1969 yılında yayımlanan ve Bilimkurgu Edebiyatının başyapıtlarından kabul edilen, Karanlığın Sol Eli adlı romanı, Gethen isimli, buzul çağın hakim olduğu soğuk mu soğuk bir gezegende geçer. Burada yaşayan insanların belli bir cinsiyeti yoktur. Androjen kişilerdir onlar. Zamanın çoğunda cinsiyetsizdirler. Ayda bir kez cinsel olarak aktive olurlar ve o zaman, bazen kadın, bazen de erkek cinselliğine bürünürler. Bir Gethenli hem bir çocuk doğurabilir, hem de bir çocuğun babası olabilir.  Yayımlandığı yıl için bir hayli yaratıcı ve kışkırtıcı bir konu elbette. İşte böylesine gözüpek bir yaratıcılıkla, cinsiyete dayalı  üstünlüğü kıran ilk bilimkurgu romanını yazan ve bu alanda çığır açan bir yazardır o. Hemen ardından Hugo ve Nebula ödülleri gelir zaten.  

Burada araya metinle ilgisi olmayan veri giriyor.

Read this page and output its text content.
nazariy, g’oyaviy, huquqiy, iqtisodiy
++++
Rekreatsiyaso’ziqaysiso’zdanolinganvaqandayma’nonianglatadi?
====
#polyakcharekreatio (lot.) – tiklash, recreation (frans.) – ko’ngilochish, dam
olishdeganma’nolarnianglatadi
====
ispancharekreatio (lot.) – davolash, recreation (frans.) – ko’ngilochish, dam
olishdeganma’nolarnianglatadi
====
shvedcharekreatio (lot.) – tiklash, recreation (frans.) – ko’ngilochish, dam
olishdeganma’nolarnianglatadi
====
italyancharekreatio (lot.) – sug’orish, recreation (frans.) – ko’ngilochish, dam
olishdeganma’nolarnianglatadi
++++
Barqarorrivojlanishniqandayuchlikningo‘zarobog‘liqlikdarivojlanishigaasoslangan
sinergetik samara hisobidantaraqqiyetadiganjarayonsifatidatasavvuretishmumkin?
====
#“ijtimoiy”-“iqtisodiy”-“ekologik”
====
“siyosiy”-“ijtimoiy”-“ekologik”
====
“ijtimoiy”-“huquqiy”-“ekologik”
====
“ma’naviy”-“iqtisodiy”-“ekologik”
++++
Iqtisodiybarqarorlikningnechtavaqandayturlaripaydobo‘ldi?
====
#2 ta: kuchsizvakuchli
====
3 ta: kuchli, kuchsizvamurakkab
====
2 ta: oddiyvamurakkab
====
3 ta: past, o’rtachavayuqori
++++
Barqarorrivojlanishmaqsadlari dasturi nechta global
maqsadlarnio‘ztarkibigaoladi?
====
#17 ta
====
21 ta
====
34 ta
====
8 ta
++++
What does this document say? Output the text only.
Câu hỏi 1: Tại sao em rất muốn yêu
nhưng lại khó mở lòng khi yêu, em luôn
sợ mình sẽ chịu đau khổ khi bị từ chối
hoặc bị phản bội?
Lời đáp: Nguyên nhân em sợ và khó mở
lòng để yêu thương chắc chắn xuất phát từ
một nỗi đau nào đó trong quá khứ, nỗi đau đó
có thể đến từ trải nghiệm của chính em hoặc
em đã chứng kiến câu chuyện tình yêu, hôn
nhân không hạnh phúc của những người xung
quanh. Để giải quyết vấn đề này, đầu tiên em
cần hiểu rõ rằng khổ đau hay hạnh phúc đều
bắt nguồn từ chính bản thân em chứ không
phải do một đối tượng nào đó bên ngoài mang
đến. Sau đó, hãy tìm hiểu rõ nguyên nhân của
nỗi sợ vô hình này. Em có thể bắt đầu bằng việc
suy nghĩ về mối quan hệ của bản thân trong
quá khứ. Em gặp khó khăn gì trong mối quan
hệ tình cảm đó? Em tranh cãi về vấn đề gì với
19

Gelelim Yerdeniz serisine. Önce üç bölümden oluşur roman, sonra dörde ve nihayet altıya çıkar. Serinin ilk kitabı, Yerdeniz Büyücüsü, büyümek üzerine bir metafordur. Kendi deyimiyle, “otuz bir yaşında büyümeyi tamamlamış biri olarak” bu süreci çok önemser Le Guin. İkinci kitap, Atuan Mezarları, cinsellik ve cinsel kimliğini bulma sürecine dair metaforlarla doludur. Bir kadının doğum, yeniden doğum, yıkım ve özgürlüğe ilişkin gelişimini anlatır. En Uzak Sahil, olgunluk ve ölüm üzerinedir. “Çünkü,” der kitapta Le Guin, “Çocuk yalnızca ölümün varolduğunu değil, kendisinin de bir gün öleceğini anladığı anda, çocukluk biter ve yeni hayat başlar. Bu da büyümedir, ama daha geniş bir bağlamda.” Tehanu, kötülük ve o kötülükle yüzleşebilme, Öteki Rüzgar ise, dönüşüm ve yaşam üzerine bir metafordur.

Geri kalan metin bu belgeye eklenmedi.